There have been concerns that recent policies, such as tariffs, could lead to a financial crisis or a recession. When asked by an NBC News reporter about a recession occurring, Bessent said that the Trump administration is working to prevent a more serious crisis and that there is no reason for a recession to occur.
“There’s no reason that it has to. But I can tell you that if we’d kept on this track, what I could guarantee is we would have had a financial crisis. I’ve studied it. I’ve taught it. And if we had kept up at these spending levels, that everything was unsustainable,” Bessent said. “We are resetting and we are putting things on a sustainable path.”
President Donald Trump has said he wants the government to reduce spending and eliminate waste and fraud. Early on in his second term, he signed an order to create the Department of Government Efficiency (DOGE), led by presidential adviser Elon Musk, to reduce spending on certain programs that are deemed wasteful or fraudulent.
Meanwhile, the Trump administration has issued tariffs on aluminum, steel, lumber, and a range of goods and has levied 25 percent duties on all products coming from Mexico and Canada over illegal immigration and drug trafficking. Trump also placed additional tariffs on products coming from China over what the administration says is the Chinese regime’s inability to deal with the making of fentanyl precursor chemicals that make it into the United States.
In the past several weeks, U.S. stock indexes such as the Dow Jones Industrial Average and Nasdaq have seen decreases. In the past 30 days, the Dow has dropped by about 6.4 percent, down by more than 2,800 points, while the Nasdaq has dropped by more than 10 percent, down by more than 2,000 points.
When asked by NBC about the stock market’s drop and whether he’s worried, Bessent described what’s happening with the markets as “corrections,” which are “healthy.”

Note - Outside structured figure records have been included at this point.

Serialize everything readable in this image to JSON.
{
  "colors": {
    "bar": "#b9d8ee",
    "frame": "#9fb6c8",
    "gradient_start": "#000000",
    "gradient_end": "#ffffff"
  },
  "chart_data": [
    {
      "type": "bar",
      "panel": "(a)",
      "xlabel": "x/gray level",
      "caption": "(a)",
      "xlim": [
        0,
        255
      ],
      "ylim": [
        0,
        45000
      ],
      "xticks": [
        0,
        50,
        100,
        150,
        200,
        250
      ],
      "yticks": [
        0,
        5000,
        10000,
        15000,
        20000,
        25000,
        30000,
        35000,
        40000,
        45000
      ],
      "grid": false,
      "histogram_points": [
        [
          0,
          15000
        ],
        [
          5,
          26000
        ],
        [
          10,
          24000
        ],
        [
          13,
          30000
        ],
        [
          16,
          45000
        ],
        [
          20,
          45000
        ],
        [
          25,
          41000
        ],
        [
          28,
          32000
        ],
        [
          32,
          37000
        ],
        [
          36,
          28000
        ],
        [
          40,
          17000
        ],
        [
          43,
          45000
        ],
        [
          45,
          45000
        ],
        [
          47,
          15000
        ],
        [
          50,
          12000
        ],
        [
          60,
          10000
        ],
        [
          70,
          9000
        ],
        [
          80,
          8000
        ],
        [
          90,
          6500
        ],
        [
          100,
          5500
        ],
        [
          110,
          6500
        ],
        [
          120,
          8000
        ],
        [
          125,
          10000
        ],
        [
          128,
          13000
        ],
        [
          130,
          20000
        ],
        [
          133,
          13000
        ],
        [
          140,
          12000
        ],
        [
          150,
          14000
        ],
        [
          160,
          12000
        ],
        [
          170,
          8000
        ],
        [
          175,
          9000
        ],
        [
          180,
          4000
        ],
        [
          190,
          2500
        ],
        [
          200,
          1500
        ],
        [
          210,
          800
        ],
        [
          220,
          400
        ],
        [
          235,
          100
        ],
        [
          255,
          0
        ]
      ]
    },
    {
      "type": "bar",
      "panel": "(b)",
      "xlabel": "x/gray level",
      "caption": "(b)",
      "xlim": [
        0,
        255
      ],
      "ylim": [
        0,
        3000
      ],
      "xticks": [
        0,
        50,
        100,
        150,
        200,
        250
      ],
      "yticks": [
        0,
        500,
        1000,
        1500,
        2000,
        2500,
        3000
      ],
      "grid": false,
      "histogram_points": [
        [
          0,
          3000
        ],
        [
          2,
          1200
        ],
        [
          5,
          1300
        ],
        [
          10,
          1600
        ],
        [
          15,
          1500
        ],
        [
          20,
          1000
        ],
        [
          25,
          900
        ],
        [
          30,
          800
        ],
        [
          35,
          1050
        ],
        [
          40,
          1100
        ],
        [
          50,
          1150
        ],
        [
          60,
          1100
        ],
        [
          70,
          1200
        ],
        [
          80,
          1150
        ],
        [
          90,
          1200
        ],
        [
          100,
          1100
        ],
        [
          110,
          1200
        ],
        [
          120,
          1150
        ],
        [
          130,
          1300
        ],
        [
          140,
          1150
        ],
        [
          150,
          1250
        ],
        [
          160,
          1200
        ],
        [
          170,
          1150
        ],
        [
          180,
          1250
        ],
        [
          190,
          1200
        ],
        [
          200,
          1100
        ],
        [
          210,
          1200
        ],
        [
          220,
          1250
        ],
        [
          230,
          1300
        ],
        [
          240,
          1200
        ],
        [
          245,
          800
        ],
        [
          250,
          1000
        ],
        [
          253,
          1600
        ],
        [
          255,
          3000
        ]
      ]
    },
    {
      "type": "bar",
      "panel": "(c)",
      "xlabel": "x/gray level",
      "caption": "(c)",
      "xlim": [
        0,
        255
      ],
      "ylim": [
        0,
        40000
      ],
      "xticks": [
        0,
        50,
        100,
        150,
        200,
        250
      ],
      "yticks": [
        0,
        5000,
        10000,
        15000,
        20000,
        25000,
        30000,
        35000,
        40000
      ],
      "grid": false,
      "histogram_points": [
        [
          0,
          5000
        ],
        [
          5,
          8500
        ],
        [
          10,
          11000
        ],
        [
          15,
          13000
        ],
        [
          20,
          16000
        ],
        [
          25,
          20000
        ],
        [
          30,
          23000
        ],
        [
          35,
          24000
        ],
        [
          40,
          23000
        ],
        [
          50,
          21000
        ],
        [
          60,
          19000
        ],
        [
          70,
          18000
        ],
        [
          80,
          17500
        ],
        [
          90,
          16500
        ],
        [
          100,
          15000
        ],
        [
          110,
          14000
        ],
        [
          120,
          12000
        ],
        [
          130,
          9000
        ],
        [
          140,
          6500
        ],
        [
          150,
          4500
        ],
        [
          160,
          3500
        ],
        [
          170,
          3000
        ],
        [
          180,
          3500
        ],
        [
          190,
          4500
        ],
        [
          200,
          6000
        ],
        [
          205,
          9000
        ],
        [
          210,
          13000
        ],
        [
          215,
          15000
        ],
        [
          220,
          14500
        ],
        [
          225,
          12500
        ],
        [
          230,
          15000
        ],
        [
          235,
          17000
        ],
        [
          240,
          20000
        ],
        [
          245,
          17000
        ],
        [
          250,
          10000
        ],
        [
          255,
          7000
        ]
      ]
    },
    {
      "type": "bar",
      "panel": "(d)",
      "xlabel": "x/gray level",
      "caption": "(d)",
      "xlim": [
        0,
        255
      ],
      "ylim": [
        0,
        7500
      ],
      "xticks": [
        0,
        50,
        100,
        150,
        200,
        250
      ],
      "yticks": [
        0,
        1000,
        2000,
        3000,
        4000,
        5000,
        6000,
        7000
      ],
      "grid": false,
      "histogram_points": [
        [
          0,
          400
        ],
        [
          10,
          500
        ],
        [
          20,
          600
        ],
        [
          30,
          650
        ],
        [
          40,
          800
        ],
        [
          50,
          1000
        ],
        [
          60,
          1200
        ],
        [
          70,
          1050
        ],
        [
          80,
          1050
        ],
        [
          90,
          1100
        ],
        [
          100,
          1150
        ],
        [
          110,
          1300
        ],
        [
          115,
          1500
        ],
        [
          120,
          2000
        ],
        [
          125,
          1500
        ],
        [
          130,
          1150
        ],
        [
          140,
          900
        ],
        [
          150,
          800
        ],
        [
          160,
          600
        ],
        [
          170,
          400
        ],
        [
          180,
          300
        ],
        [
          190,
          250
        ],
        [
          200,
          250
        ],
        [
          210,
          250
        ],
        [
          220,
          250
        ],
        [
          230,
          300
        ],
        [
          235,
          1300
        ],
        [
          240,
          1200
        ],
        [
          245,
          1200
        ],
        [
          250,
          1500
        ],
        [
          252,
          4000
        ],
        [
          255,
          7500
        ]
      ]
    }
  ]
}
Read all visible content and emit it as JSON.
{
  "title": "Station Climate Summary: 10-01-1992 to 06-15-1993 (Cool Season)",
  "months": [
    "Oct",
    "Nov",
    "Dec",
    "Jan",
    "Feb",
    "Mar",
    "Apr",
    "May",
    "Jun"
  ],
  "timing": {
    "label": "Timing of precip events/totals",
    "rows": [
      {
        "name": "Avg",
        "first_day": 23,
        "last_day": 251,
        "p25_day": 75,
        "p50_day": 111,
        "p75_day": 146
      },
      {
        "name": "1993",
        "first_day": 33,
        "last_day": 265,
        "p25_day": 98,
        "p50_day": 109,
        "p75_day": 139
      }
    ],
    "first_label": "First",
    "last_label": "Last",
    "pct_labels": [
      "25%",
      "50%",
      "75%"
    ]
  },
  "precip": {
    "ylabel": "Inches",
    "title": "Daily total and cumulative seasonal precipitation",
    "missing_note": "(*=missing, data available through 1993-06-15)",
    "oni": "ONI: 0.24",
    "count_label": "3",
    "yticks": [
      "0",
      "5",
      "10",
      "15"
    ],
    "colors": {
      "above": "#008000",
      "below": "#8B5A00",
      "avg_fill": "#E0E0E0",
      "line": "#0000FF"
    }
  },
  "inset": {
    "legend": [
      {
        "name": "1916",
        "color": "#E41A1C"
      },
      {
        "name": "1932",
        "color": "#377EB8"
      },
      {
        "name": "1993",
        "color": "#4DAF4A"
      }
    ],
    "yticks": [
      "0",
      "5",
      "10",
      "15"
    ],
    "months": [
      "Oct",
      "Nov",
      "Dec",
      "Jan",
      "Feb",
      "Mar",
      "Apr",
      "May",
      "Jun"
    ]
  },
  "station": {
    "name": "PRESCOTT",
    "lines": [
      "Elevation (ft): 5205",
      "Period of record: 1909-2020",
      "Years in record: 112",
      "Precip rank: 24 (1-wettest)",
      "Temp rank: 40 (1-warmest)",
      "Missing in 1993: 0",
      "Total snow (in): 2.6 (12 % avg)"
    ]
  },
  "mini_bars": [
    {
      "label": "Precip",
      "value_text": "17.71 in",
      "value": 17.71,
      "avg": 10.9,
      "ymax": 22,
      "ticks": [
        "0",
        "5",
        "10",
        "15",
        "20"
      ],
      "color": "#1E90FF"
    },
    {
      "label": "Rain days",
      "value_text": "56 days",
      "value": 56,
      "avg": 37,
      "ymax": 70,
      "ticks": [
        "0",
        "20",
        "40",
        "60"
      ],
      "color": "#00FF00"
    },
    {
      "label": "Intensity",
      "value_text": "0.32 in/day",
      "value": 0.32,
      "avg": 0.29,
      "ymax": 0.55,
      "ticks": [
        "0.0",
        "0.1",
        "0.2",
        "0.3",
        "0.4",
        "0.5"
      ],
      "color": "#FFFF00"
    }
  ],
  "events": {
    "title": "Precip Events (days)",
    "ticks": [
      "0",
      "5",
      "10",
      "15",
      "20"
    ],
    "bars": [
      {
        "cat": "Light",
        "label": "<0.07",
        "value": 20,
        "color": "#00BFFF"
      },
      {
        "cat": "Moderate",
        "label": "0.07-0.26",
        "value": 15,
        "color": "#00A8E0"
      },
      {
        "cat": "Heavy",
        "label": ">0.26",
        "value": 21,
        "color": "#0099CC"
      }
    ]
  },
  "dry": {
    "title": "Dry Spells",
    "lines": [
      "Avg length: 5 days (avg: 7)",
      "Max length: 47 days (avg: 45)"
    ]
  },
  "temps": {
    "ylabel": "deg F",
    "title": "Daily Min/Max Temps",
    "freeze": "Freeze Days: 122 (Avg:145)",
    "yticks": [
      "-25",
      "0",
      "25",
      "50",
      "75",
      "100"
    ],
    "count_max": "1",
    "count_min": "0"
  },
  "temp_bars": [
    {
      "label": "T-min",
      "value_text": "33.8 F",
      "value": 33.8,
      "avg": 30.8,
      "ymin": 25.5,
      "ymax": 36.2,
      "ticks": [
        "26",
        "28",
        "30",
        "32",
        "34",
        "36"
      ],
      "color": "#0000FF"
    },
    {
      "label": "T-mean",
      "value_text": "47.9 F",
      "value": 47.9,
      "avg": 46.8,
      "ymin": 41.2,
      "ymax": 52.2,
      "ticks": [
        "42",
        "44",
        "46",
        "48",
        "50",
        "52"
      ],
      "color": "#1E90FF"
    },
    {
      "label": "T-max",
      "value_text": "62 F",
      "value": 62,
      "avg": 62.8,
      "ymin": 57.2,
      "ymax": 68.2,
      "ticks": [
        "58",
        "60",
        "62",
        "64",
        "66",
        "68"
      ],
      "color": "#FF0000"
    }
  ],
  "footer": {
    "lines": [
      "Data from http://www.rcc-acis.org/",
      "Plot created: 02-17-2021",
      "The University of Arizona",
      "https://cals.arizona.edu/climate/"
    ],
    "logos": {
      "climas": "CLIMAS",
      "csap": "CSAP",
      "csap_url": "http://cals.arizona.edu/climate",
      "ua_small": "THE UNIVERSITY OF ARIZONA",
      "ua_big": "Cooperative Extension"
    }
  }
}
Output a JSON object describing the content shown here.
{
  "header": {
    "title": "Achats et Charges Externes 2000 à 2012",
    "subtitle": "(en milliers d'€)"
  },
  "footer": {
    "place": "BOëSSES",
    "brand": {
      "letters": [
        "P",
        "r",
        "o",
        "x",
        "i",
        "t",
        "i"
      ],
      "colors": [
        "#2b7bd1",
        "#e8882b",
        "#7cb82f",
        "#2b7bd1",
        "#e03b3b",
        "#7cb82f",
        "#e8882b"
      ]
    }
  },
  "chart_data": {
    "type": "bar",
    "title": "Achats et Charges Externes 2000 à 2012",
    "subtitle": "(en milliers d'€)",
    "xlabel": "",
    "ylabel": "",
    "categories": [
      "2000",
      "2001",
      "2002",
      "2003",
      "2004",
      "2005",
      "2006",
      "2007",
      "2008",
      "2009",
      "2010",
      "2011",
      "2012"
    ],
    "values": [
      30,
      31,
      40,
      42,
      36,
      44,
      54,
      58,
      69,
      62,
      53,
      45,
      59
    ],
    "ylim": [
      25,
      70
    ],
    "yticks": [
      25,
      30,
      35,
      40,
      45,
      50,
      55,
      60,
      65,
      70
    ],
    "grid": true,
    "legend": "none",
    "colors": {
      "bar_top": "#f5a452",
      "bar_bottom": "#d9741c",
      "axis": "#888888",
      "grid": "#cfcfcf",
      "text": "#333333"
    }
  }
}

“I’ve been in the investment business for 35 years. And I can tell you that corrections are healthy. They’re normal,” he said. “What’s not healthy is straight-up ... euphoric markets. That’s how you get a financial crisis. It would have been healthier if someone had put the brakes on in ‘06–’07.
“We wouldn’t have had the problems in ‘08. So I’m not worried about the markets. Over the long term, if we put good tax policy in place, deregulation, and energy security, the markets will do great.”
Bessent pointed to “large government deficits” that have been run by previous administrations, adding that the administration is bringing down spending “in a responsible way.”
“We are going to have a transition. And we are not going to have a crisis,” he said.
Responding to a question about whether a recession may occur, Bessent said that “there are no guarantees” and pointed to the emergence of COVID-19 in 2020.
“Who would have predicted COVID, right? So I can predict that we are putting in robust policies that will be durable. And could there be an adjustment? Because I tell you, this massive government spending that we'd had, that if that had kept going, we have to wean our country off of that,” he said. “And on the other side, we are going to invigorate the private sector.”